Wayne DeSutter

No. 71
- Position: Offensive tackle

Personal information
- Born: May 17, 1944 Geneseo, Illinois, U.S.
- Died: June 8, 2025 (aged 81) Columbus, Ohio, U.S.
- Listed height: 6 ft 4 in (1.93 m)
- Listed weight: 255 lb (116 kg)

Career information
- High school: Atkinson (Atkinson, Illinois)
- College: Illinois (1962); Western Illinois (1963–1965);
- NFL draft: 1966 (6th round, 87th overall pick)
- AFL draft: 1966 (12th round, 109th overall pick)

Career history
- Buffalo Bills (1966);

Career AFL statistics
- Games played: 14
- Stats at Pro Football Reference

= Wayne DeSutter =

American football player (1944–2025)

Wayne DeSutter (May 17, 1944 – June 8, 2025) was an American professional football player who was a tackle for the Buffalo Bills of the American Football League (AFL) in 1966.

==Biography==
DeSutter played college football for the Western Illinois Leathernecks. He was inducted into the WIU Athletics Hall of Fame in 1986.

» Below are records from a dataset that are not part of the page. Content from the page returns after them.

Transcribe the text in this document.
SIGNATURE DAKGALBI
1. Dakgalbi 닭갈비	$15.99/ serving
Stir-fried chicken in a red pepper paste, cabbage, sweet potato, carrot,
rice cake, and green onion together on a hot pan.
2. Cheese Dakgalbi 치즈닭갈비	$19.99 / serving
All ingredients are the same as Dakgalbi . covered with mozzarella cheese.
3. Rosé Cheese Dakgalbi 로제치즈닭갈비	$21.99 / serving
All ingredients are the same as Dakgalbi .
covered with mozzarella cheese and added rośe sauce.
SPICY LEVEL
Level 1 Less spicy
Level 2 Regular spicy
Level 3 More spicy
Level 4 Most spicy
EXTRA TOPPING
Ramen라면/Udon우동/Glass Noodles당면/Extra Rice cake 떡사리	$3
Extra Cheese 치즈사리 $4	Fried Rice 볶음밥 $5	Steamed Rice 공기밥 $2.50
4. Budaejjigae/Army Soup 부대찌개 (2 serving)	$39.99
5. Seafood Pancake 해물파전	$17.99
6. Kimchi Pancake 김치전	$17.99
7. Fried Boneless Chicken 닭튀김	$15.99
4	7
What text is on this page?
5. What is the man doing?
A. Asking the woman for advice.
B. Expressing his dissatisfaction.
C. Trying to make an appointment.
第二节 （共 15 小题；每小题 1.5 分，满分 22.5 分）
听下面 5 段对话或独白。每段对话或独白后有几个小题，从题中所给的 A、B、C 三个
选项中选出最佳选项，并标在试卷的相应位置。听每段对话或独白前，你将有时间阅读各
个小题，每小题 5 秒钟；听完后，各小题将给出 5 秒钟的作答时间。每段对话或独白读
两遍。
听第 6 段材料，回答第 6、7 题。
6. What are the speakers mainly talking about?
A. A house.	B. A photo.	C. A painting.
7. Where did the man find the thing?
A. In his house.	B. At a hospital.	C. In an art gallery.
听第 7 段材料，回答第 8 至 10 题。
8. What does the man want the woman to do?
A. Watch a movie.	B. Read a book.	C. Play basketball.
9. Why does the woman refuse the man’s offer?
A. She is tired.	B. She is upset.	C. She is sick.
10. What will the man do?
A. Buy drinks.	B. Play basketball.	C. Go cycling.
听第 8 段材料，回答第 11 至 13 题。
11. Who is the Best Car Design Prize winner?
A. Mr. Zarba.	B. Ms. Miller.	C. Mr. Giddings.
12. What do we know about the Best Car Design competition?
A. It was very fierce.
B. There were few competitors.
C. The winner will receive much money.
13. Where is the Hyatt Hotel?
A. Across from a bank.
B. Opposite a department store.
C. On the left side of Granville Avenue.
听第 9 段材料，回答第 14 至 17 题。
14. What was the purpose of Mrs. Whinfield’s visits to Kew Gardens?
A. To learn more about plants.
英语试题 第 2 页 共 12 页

DeSutter was selected in the sixth round of the 1966 NFL draft by the Detroit Lions. He chose to play for the Bills, who picked him in the 12th round of the AFL draft.

Following his one season in the AFL, DeSutter served in the Illinois National Guard. Starting in 1970, he began a 34-year career in education as a teacher, athletic director and football coach. He was inducted into the Illinois High School Football Coaches Association Hall of Fame in 1993.

DeSutter was the coach at Plainfield High School in 1990 and had just called afternoon practice when five minutes later with the players huddled inside an F5 tornado ripped through the high school on August 28, 1990. DeSutter was inducted into the inaugural class of the school's Athletic Hall of Fame in 2018.

DeSutter died in Columbus, Ohio on June 8, 2025, at the age of 81.